Origines italienne, indienne et mauricienne ; pied-à-terre à Bruxelles ; études à Londres ; stages en France : Alessia était destinée, depuis sa naissance, à poser un regard décloisonné sur le monde. La jeune femme de 27 ans est ainsi faite ; libre comme l'air et sans frontières dans toutes les sphères. Elle puise son inspiration dans des passions diverses qu'elle nourrit depuis l'enfance : Art, danse, sculpture, mode. Elle pioche ensuite dans des matériaux insolites pour créer ses bijoux identifiables entre mille. "J'ai toujours cherché des matériaux en seconde main. J'ai fait des bijoux en pâte fimo avec des perles que je chinais au marché. Puis, j'ai commencé à intégrer le métal avec des objets de la maison comme des décorations de poignées de portes, de tiroir, que je transformais en bijoux", explique-t-elle.
Au fil des retours client, Alessia se rend compte que le métal est lourd à porter sur les doigts. "C'est là que je suis arrivée au plastique. Ronds de serviettes, guirlandes lumineuses d'extérieur", couverts, qu'elle fait fondre avec un chalumeau et qu'elle moule selon ce que ça lui inspire. Sa 1ère création ? Une bague faite de ronds de serviettes "achetées pour décorer sa table de Noël" et d'"une guirlande de seconde main trouvée en marché." C'est d'ailleurs une bague fabriquée à partir d'anciens couteaux qui habille ici la main gauche de Theodora.

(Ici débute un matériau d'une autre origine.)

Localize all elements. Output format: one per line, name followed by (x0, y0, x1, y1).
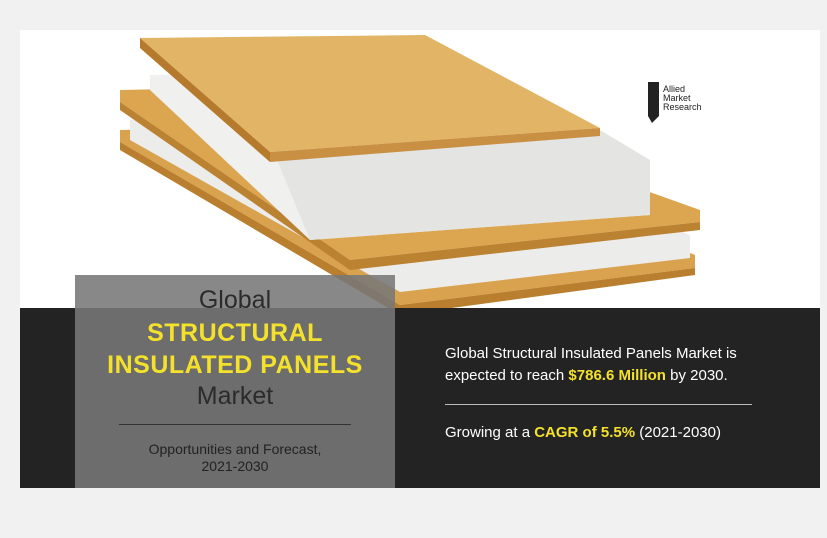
osb-edge (140, 38, 270, 162)
osb-board (140, 35, 600, 152)
growth-text: Growing at a CAGR of 5.5% (2021-2030) (445, 422, 721, 444)
highlight: $786.6 Million (568, 367, 666, 384)
title-box: Global STRUCTURAL INSULATED PANELS Marke… (75, 275, 395, 488)
text: (2021-2030) (639, 424, 721, 441)
divider (445, 404, 752, 405)
subtitle: Opportunities and Forecast, (148, 441, 322, 457)
osb-edge (120, 102, 700, 270)
subtitle: 2021-2030 (201, 458, 269, 474)
divider (119, 424, 351, 425)
logo: Allied Market Research (663, 85, 702, 112)
logo-text: Allied (663, 84, 686, 94)
logo-icon (648, 82, 659, 116)
infographic: Allied Market Research Global STRUCTURAL… (20, 30, 820, 488)
highlight: CAGR of 5.5% (534, 424, 636, 441)
panels-illustration (120, 35, 700, 315)
title-line: Global (198, 286, 272, 314)
text-line: Global Structural Insulated Panels Marke… (445, 345, 737, 362)
text: Growing at a (445, 424, 531, 441)
title-highlight: INSULATED PANELS (107, 351, 363, 379)
title-highlight: STRUCTURAL (147, 319, 323, 347)
text-line: expected to reach $786.6 Million by 2030… (445, 365, 737, 387)
market-text: Global Structural Insulated Panels Marke… (445, 343, 737, 387)
logo-text: Market (663, 93, 691, 103)
osb-edge (270, 128, 600, 162)
foam-side (275, 130, 650, 240)
title-line: Market (196, 382, 274, 410)
logo-icon (648, 116, 659, 123)
text: by 2030. (670, 367, 728, 384)
text: expected to reach (445, 367, 565, 384)
logo-text: Research (663, 102, 702, 112)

Des pièces uniques, puisque le processus de fabrication est instinctif et dépend de la matière qu'elle travaille. A l'instar d'un sculpteur, cette matière lui parle. "C'est la matière qui parle d'elle-même. Je fonds, je tords, je fabrique la pièce de façon très intuitive, parce qu'une fois qu'elle est chauffée, j'ai seulement quelques secondes pour la remodeler." Pour une bague, le processus dure 1 à 5 heures ; pour un collier, "8-9 heures." Son budget de départ ? "Jamais plus que 150, max 200 €."
Mais alors, comment lui est venue l'idée de retravailler des objets en plastique ? De ses racines ritales. "En Italie, il y a eu une mode où les grand-mères récupéraient des bouteilles en plastique. Avec des bougies, elles fondaient la matière et en faisaient des bouquets de fleurs à mettre devant leurs portes. C'est ça qui m'a donné l'idée de le faire à plus grande échelle." Un bel hommage à nos nonna italiennes.